Like previous pages SSA eventually reached an end, but problems started to emerge with my Singing Synthesizers page model. I created the next page, Singing Synthesizers Necessarily, and things started puttering along as before. Near the end of SSA, I didn't really post one song daily like I had previously, I just posted things in batches sometimes. I did the same with SSN. Also, this is kind of dumb, but people on Neocities didn't really seem that interested in my Singing Synthesizer pages much anymore (at least according to the like counts). The next issue was that I didn't really have much to infodump about in the description of every song like I did in the earlier singsynth pages. It was just "cool song" this, "cute song" that. Was kind of annoying to have to squeeze out some description for every song with a page design originally made for that purpose. The final problem with everything was that my personal life got busier than it was when I started posting songs on my Neocities site, and I was kind of getting bored of constantly updating with new songs.
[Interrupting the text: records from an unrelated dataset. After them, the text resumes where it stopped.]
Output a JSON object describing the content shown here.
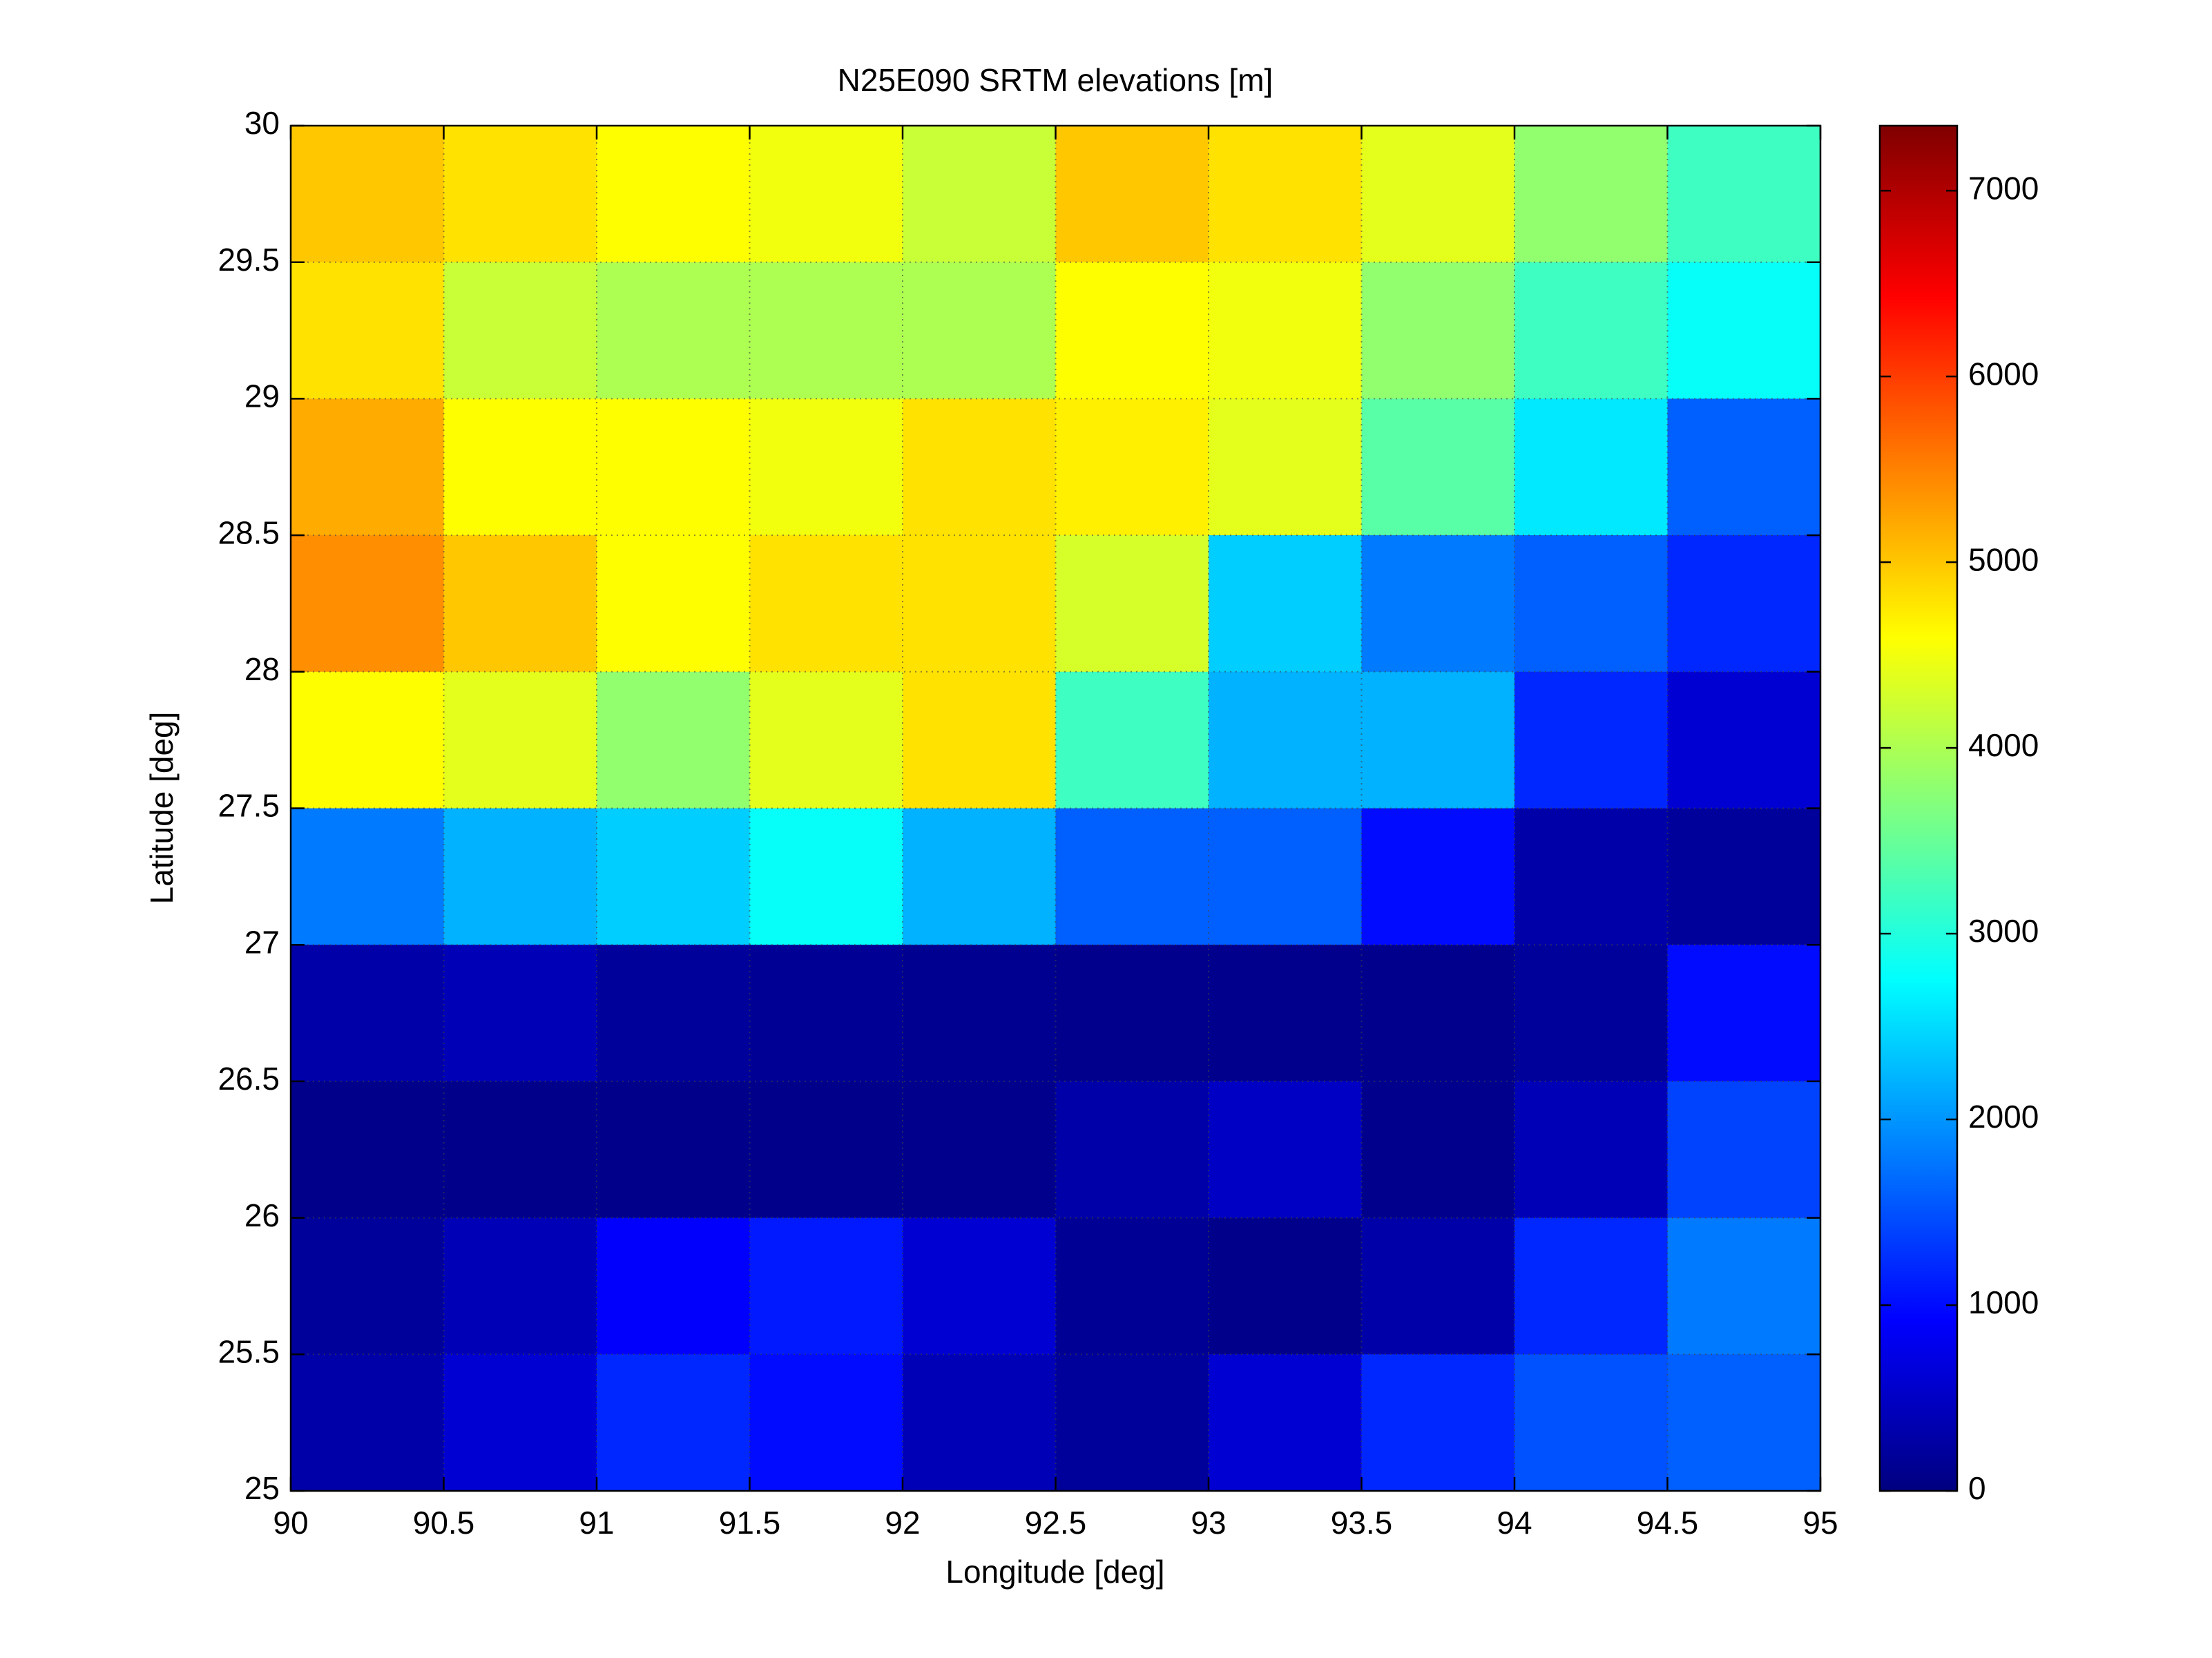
{
  "chart_data": {
    "type": "heatmap",
    "title": "N25E090 SRTM elevations [m]",
    "xlabel": "Longitude [deg]",
    "ylabel": "Latitude [deg]",
    "x": [
      90.25,
      90.75,
      91.25,
      91.75,
      92.25,
      92.75,
      93.25,
      93.75,
      94.25,
      94.75
    ],
    "y": [
      29.75,
      29.25,
      28.75,
      28.25,
      27.75,
      27.25,
      26.75,
      26.25,
      25.75,
      25.25
    ],
    "values": [
      [
        5000,
        4800,
        4600,
        4500,
        4200,
        5000,
        4800,
        4400,
        3800,
        3200
      ],
      [
        4800,
        4200,
        4000,
        4000,
        4000,
        4600,
        4500,
        3800,
        3200,
        2800
      ],
      [
        5200,
        4600,
        4600,
        4500,
        4800,
        4700,
        4400,
        3400,
        2600,
        1600
      ],
      [
        5400,
        5000,
        4600,
        4800,
        4800,
        4300,
        2400,
        1800,
        1600,
        1200
      ],
      [
        4600,
        4400,
        3800,
        4400,
        4800,
        3200,
        2200,
        2200,
        1200,
        600
      ],
      [
        1800,
        2200,
        2400,
        2800,
        2200,
        1600,
        1600,
        1000,
        300,
        200
      ],
      [
        300,
        400,
        200,
        150,
        120,
        100,
        100,
        100,
        200,
        1000
      ],
      [
        80,
        80,
        80,
        80,
        100,
        300,
        500,
        100,
        400,
        1400
      ],
      [
        200,
        400,
        900,
        1100,
        600,
        150,
        80,
        300,
        1200,
        1800
      ],
      [
        300,
        600,
        1200,
        1000,
        400,
        200,
        600,
        1200,
        1500,
        1600
      ]
    ],
    "colormap": "jet",
    "clim": [
      0,
      7350
    ],
    "cticks": [
      0,
      1000,
      2000,
      3000,
      4000,
      5000,
      6000,
      7000
    ],
    "xlim": [
      90,
      95
    ],
    "xticks": [
      90,
      90.5,
      91,
      91.5,
      92,
      92.5,
      93,
      93.5,
      94,
      94.5,
      95
    ],
    "ylim": [
      25,
      30
    ],
    "yticks": [
      25,
      25.5,
      26,
      26.5,
      27,
      27.5,
      28,
      28.5,
      29,
      29.5,
      30
    ],
    "grid": true
  }
}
So yeah, SSN was the final Singing Synthesizers page... of my old song page system... that I am calling "Singing Synthesizers Collection". If you browse these singsynth pages now, you'll see character icons next to every song. Those were actually not part of the original design, and were actually added after SSN concluded. When I added these I had ideas in mind for what a future, better singsynth page could look like if it were ever made, and one of those ideas was these character icons to help you see which character was singing, instead of just a name. So as a sort of final goodbye I added these character icons to all the singsynth pages. When I informed my Neocities followers that I made this change, des gave an excellent suggestion to create a pie chart of the frequency of each character. And so I tabulated everything for what is now basically the final visual summary of Singing Synthesizers Collection:

While the singsynth pages were on hiatus, I still continued to collect songs and thought about what the next singsynth page could be, and how I could solve the flaws of the previous system. And basically, this is what led me to creating Singing Synthesizers Infinitely, the new & improved singsynth page system of mine. Its got a way cooler system of showing which characters are singing, the design doesn't mandate that I have a long song description or one at all, and I don't need to think about which software a character is made with anymore. All this plus a new dense "masonry" design makes me kind of proud I managed to get all this together. Check it out if you haven't already.
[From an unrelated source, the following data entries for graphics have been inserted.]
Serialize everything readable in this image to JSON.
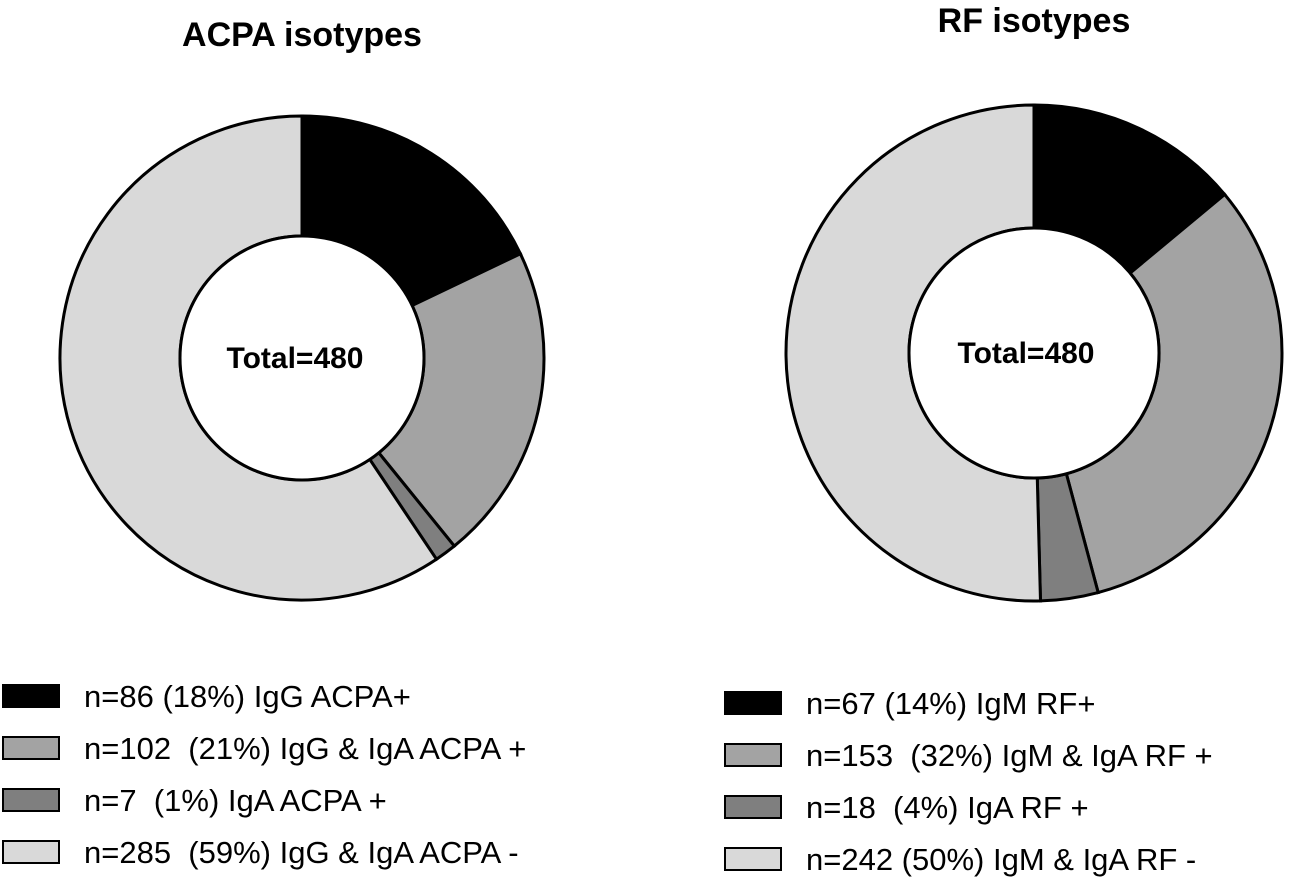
{
  "chart_data": [
    {
      "type": "pie",
      "title": "ACPA isotypes",
      "center_label": "Total=480",
      "categories": [
        "n=86 (18%) IgG ACPA+",
        "n=102  (21%) IgG & IgA ACPA +",
        "n=7  (1%) IgA ACPA +",
        "n=285  (59%) IgG & IgA ACPA -"
      ],
      "values": [
        86,
        102,
        7,
        285
      ],
      "colors": [
        "#000000",
        "#a3a3a3",
        "#7f7f7f",
        "#d9d9d9"
      ],
      "legend_position": "bottom"
    },
    {
      "type": "pie",
      "title": "RF isotypes",
      "center_label": "Total=480",
      "categories": [
        "n=67 (14%) IgM RF+",
        "n=153  (32%) IgM & IgA RF +",
        "n=18  (4%) IgA RF +",
        "n=242 (50%) IgM & IgA RF -"
      ],
      "values": [
        67,
        153,
        18,
        242
      ],
      "colors": [
        "#000000",
        "#a3a3a3",
        "#7f7f7f",
        "#d9d9d9"
      ],
      "legend_position": "bottom"
    }
  ]
}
Although I am kind of annoyed at how long I let Singing Synthesizers Collection run on with its subpar design, and kind of want to redesign all the singsynth pages to be more like Infinitely, I will leave the pages as-is so people can see how I did things previously. I'm glad I did all this though, I probably never would have gotten so deep into vocal synth stuff if I didn't have some self-imposed incentive to find new songs to share with people. Thanks for reading this far, that's pretty much all the lore.